Rating: R
Stars: Alexander Skarsgard, Michael Pena, Tessa Thompson, Theo James
Writer: John Michael McDonagh
Director: John Michael McDonagh
Distributor: Saban Films
Release Date (theatrical and on demand): February 3, 2017

WAR ON EVERYONE | © 217 Saban Films

WAR ON EVERYONE | © 217 Saban Films

Apart from the fact that people have mobile phones and flat screen TVs, WAR ON EVERYONE could just about be set and have been made in the 1970s. It is written and directed by John Michael McDonagh, who also did the police black comedy THE GUARD and the (unseen by this reviewer) drama CALVARY.

In THE GUARD, McDonagh presented us with a larcenous but ultimately heroic small-town cop (Brendan Gleeson) in rural Ireland who took a lot of meant-to-be-funny racial potshots at a visiting FBI agent (Don Cheadle), but turned out to be noble in the end. In WAR ON EVERYONE, McDonagh moves the action to New Mexico and gives us two police detective partners, Terry Monroe (Alexander Skarsgard) and Bob Bolano (Michael Pena) who, per the title, are pretty much universally abrasive. They also have no problem with hitting suspects with cars, blackmailing local criminals and plotting to stage a million-dollar heist so they can get out of police work for good. The plan goes sideways, but Terry and Bob are determined.

It seems clear that Terry and Bob are meant to be entertaining antiheroes in the mold of Elmore Leonard (the movie version of OUT OF SIGHT is referenced in both clips and discussion). But everything about them is slightly off. Bob’s tough love with his two kids apparently is intended to show that he’s a manly dad, but it makes him seem borderline abusive. When Terry goes to question a suspect’s girlfriend (Tessa Thompson), it’s supposed to be mutual attraction, but it feels more like coercion at the start.

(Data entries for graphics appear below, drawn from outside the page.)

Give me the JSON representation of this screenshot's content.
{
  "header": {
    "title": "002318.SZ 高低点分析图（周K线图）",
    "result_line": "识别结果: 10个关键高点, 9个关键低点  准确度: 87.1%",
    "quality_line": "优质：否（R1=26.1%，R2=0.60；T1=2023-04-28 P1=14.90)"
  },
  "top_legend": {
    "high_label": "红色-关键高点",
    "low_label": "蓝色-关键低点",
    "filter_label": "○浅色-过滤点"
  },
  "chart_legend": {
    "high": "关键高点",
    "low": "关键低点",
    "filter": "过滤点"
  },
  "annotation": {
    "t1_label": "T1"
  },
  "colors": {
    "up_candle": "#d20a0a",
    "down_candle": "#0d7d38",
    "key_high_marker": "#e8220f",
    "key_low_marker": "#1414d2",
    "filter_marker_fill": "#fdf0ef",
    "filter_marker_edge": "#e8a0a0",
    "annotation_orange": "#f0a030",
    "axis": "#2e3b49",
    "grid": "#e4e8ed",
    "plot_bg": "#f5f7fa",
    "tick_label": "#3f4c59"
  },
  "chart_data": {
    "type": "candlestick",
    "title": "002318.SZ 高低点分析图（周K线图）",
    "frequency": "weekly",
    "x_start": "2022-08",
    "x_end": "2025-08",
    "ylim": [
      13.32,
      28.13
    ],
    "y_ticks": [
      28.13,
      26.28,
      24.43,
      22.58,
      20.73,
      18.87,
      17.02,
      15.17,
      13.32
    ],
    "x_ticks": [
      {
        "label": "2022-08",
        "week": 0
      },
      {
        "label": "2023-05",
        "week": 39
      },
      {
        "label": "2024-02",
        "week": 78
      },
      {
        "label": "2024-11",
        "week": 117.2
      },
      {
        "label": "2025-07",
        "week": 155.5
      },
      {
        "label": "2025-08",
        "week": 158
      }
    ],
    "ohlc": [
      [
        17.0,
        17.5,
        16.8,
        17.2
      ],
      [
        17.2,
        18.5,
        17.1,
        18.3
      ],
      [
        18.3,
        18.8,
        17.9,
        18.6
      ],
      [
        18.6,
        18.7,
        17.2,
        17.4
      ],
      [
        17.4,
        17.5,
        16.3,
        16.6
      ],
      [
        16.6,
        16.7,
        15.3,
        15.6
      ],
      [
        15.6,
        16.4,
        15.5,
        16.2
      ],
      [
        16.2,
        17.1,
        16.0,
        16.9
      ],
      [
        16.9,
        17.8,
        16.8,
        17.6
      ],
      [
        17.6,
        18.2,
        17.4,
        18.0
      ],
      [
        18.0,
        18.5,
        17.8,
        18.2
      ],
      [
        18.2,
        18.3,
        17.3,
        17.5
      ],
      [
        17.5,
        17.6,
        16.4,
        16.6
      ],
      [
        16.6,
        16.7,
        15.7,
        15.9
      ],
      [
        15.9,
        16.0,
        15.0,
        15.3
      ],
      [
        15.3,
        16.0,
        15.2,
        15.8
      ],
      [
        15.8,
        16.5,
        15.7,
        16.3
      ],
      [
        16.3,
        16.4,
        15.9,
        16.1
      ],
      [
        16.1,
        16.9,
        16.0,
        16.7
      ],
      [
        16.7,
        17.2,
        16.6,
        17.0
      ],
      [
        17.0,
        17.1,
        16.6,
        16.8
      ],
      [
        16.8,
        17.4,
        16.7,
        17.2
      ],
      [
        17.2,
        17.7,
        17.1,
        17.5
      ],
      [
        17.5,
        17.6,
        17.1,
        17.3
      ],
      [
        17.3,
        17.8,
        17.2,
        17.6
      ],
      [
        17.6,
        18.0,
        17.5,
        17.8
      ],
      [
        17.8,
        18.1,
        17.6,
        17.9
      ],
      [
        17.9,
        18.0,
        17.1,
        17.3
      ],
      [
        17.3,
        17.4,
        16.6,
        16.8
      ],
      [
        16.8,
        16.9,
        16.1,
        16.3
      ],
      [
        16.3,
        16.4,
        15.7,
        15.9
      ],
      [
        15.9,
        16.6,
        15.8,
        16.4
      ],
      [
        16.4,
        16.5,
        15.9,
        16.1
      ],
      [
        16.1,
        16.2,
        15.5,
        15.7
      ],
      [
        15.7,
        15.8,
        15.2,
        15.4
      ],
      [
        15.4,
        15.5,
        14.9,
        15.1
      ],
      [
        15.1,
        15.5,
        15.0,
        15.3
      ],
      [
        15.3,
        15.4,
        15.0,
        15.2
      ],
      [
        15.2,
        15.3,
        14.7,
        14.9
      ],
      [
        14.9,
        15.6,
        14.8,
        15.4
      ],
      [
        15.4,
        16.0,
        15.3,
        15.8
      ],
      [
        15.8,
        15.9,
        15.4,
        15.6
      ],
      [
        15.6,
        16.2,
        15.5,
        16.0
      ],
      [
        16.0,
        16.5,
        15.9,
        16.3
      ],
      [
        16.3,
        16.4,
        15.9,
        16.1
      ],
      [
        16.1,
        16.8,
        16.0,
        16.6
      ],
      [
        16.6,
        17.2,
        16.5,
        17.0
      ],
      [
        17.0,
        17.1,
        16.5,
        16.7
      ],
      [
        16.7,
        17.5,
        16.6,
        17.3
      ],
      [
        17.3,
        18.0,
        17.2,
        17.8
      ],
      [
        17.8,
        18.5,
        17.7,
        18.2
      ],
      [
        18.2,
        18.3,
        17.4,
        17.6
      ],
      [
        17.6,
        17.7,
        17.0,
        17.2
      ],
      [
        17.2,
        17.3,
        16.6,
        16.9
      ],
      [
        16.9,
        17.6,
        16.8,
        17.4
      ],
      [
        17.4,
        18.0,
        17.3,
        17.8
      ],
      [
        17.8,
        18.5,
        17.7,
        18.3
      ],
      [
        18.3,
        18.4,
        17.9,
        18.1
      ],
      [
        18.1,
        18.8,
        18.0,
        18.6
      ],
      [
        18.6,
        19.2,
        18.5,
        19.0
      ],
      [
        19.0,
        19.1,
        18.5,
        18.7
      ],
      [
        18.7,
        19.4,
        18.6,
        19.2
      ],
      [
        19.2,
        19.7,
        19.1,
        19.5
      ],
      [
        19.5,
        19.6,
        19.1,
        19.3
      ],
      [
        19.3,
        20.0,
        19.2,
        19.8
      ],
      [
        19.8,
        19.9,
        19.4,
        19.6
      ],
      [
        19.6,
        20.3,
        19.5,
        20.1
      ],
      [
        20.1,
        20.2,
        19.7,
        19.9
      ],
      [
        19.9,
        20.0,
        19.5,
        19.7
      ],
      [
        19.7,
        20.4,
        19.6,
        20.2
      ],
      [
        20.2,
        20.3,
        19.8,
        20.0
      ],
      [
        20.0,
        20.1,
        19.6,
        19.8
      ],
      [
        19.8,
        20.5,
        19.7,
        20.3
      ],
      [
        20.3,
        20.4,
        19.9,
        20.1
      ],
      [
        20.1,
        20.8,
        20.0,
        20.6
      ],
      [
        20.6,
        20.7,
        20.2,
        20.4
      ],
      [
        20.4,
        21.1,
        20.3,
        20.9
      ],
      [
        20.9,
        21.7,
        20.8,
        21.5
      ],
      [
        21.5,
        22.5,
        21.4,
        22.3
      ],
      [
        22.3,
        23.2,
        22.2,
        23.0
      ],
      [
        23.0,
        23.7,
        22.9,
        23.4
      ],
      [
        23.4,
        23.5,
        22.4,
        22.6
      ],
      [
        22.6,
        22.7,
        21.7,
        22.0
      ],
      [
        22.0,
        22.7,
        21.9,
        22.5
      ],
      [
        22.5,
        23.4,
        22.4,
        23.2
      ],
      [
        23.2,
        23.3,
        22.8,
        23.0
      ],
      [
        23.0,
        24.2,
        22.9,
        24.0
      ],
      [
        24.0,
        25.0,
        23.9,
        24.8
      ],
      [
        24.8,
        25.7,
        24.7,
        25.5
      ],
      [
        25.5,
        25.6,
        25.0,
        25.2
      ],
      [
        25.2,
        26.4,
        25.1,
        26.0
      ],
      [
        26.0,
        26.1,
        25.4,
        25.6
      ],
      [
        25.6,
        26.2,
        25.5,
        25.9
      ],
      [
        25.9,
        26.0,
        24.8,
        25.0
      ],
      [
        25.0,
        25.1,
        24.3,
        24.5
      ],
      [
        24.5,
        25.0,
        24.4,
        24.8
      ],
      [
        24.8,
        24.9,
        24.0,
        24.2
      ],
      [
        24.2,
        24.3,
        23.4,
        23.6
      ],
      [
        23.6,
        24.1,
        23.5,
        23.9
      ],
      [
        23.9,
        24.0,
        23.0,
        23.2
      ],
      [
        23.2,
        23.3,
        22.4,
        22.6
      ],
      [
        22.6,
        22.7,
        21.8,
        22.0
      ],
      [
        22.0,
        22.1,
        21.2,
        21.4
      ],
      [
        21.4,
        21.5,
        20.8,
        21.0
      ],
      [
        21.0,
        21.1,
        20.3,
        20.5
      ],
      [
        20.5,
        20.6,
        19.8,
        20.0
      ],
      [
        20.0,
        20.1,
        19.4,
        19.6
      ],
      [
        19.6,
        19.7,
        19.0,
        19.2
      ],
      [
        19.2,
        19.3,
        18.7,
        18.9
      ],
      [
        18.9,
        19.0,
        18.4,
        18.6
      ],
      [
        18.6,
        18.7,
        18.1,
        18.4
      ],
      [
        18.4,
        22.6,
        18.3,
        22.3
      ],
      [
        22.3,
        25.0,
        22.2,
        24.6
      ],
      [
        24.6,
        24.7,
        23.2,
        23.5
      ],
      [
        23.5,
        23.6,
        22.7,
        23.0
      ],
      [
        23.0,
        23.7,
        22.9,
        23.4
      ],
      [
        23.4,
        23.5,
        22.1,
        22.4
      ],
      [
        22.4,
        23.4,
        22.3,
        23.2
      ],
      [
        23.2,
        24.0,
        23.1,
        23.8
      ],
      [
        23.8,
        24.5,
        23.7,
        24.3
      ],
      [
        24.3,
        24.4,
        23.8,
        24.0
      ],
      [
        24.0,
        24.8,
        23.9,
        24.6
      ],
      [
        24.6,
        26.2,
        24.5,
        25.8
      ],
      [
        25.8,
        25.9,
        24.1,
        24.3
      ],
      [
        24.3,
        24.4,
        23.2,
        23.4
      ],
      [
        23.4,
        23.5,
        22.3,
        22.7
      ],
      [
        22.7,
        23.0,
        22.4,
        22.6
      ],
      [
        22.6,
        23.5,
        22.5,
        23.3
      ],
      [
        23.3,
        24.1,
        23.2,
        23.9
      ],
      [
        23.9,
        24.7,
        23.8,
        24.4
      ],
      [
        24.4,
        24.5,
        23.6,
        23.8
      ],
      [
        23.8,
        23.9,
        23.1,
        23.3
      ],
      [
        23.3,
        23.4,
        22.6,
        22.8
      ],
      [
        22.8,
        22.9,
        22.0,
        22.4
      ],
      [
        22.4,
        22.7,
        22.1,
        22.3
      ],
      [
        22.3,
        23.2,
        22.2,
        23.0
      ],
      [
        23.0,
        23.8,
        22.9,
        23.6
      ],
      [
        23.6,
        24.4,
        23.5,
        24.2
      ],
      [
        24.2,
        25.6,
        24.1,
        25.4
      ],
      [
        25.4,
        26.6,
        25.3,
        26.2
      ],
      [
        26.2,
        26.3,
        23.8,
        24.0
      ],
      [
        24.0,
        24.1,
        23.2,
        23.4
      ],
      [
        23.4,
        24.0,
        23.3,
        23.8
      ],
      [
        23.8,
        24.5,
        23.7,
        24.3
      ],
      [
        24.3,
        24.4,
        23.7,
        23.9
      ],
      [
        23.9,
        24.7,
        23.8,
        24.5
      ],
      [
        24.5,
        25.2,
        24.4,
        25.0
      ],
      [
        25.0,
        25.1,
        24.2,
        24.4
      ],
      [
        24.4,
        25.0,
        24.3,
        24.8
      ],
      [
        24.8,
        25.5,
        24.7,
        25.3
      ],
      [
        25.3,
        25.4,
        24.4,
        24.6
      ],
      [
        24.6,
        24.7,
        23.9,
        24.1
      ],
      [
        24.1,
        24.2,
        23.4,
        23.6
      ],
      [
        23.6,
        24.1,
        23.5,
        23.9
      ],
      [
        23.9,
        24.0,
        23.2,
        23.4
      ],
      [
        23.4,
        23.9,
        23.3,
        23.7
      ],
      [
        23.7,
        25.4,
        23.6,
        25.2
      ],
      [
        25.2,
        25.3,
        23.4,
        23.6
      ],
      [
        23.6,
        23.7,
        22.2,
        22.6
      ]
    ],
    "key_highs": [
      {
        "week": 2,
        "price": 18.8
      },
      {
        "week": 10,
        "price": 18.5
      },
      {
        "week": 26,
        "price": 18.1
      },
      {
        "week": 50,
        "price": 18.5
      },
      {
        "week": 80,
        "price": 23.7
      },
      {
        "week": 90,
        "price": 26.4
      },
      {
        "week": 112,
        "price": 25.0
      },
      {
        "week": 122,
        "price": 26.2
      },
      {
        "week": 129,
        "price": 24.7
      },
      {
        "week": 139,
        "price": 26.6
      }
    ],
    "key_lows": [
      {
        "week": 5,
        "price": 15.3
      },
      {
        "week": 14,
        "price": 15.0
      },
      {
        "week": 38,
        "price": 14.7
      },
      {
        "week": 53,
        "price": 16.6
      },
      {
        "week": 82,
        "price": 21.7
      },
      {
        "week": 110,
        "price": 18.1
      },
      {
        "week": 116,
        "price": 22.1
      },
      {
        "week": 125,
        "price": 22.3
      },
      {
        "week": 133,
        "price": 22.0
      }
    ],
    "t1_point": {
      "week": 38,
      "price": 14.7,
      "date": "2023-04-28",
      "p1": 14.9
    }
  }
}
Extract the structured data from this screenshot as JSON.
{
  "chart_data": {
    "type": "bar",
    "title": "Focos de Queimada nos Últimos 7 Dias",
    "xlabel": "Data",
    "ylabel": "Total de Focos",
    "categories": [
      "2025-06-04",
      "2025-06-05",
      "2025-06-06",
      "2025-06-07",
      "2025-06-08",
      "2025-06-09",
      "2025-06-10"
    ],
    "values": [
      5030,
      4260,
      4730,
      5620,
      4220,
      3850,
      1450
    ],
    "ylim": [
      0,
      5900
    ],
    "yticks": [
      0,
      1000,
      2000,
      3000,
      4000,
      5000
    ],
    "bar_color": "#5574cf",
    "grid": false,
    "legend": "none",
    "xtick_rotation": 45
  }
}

Then there are the bad guys, led by Theo James and Caleb Landry Jones, who really seem to be from the ‘70s. Jones’ character in particular seems a relic of the “he’s so awful he’s even sexually ambiguous” homophobia that was rife in the crime genre of that era. There are some attempts at showing that perhaps Terry and Bob may be a little out of touch, but WAR ON EVERYONE still wants to get laughs from their general abuse to anyone who isn’t like them. (There’s a moment with a female Chinese interpreter that’s appalling.)

All that aside, the plot ambles around. There’s no particular urgency to Terry and Bob’s mission and, until that unearned revelation, nothing that makes us feel much about the villains one way or another. Almost all of the characters are extremely literate – that’s a plus – but the movie isn’t stylized enough for us to accept that it’s all part of this world, so that we start wondering as to why there should be so many philosophers in this underworld. There’s also a matter of getting minor details wrong, like saying that an ex-con will be sent “back to Riker’s.” From New Mexico?

The dialogue and characterization actually sounds as though it was written for Irish and British characters, then transferred to the U.S. without much thought as to how it plays differently in a different culture. There’s no way of knowing for sure, but WAR ON EVERYONE might have worked much better if it were set in Ireland like McDonagh’s first two films (and which seems like it may have been the original intent).

Fans of Skarsgard and Pena get to see both actors handling their roles deftly and with gusto. Fans of Steven Soderbergh, Guy Ritchie, Paul Thomas Anderson and even the Coen Brothers can see what’s intended here, but WAR ON EVERYONE misses the mark.